Subverted signs, spontaneous drawings, powerful monolithic symbols, and curious characters represent a worldwide outdoor gallery of free contemporary art.Graffiti art is constantly changing. Fresh coats of paint and newly pasted posters appear overnight in cities across the world. New artists, new ideas, and new tactics displace faded images in a perpetual process of renewal and metamorphosis. From Los Angeles to Barcelona, Stockholm to Tokyo, Melbourne to Milan, wall spaces are a breeding ground for graphic and typographic forms as artists unleash their daily creations. Current graffiti art is reflective of the world around it. Using new materials and techniques, its innovators are creating a language of forms and images infused with contemporary graphic design and illustration. Fluent in branding and graphic imagery, they have been replacing tags with more personal logos and shifting from typographic to iconographic forms of communication. Street Logos is a worldwide celebration of these new developments in twenty-first-century graffiti, an essential sourcebook for all art and design professionals, and a delight to everyone excited by the vitality of the street. 423 color illustrations.

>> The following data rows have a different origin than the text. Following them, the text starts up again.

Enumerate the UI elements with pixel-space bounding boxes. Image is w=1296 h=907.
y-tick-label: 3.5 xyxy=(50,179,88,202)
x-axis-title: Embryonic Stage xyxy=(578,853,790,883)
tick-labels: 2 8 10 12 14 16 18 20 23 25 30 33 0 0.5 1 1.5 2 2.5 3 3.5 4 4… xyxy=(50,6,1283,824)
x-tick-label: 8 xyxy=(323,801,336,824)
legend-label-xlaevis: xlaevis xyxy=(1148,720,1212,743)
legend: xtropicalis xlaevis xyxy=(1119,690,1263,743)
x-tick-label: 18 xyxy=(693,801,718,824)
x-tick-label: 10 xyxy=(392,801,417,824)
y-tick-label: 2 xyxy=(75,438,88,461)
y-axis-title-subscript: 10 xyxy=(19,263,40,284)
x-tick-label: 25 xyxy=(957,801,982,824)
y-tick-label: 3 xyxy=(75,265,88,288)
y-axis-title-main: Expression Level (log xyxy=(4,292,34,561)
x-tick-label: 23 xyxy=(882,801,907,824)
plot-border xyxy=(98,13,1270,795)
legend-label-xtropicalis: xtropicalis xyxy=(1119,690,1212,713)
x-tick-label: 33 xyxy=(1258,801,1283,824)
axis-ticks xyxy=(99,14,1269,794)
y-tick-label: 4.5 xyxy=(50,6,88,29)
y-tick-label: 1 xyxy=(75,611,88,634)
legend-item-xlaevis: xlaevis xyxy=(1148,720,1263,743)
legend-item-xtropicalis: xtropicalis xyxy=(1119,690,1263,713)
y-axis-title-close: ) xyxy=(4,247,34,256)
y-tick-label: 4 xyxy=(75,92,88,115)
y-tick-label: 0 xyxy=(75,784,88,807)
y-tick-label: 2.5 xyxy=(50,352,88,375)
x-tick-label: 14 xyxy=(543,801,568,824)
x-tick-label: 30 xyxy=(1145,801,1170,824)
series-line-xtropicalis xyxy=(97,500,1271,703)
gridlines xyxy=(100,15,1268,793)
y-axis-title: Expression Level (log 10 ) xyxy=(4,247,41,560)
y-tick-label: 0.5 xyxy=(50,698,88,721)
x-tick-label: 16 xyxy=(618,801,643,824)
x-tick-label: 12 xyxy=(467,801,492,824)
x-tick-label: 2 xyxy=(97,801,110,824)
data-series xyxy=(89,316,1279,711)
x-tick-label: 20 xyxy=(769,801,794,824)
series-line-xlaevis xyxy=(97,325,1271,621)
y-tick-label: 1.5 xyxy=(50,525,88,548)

Author Biography: Tristan Manco is a graphic designer and partner of Tijuana Design, based in Bristol, England. He is the author of Stencil Graffiti, the best-selling guide to stenciled graffiti worldwide.
Over the past decade, many graffiti artists have moved away from painting their signatures in the familiar wide-style lettering (a practice known as “tagging”). Instead, they leave—and make—their mark with pictograms that become personal trademarks. Thus, a Belgian artist known as Plug appends large, cartoon electric plugs to machines in public places, while Cha, an academy-trained painter, adorns the walls of Barcelona with Picasso-influenced cats. Manco’s colorful survey of this D.I.Y. subculture spotlights some seventy artists working in the service of an impulse that is variously subversive, ironic, pop, celebratory, and dogmatic. In this medium, recognition is everything, and Manco’s subjects are heavily influenced by the use of logos in advertising; the London artist Banksy terms his work “Brandalism.” Exuberantly inventive, they enjoy responding to, and even altering, each other’s work, to form what the New York-based artist Swoon calls a “community of actions.”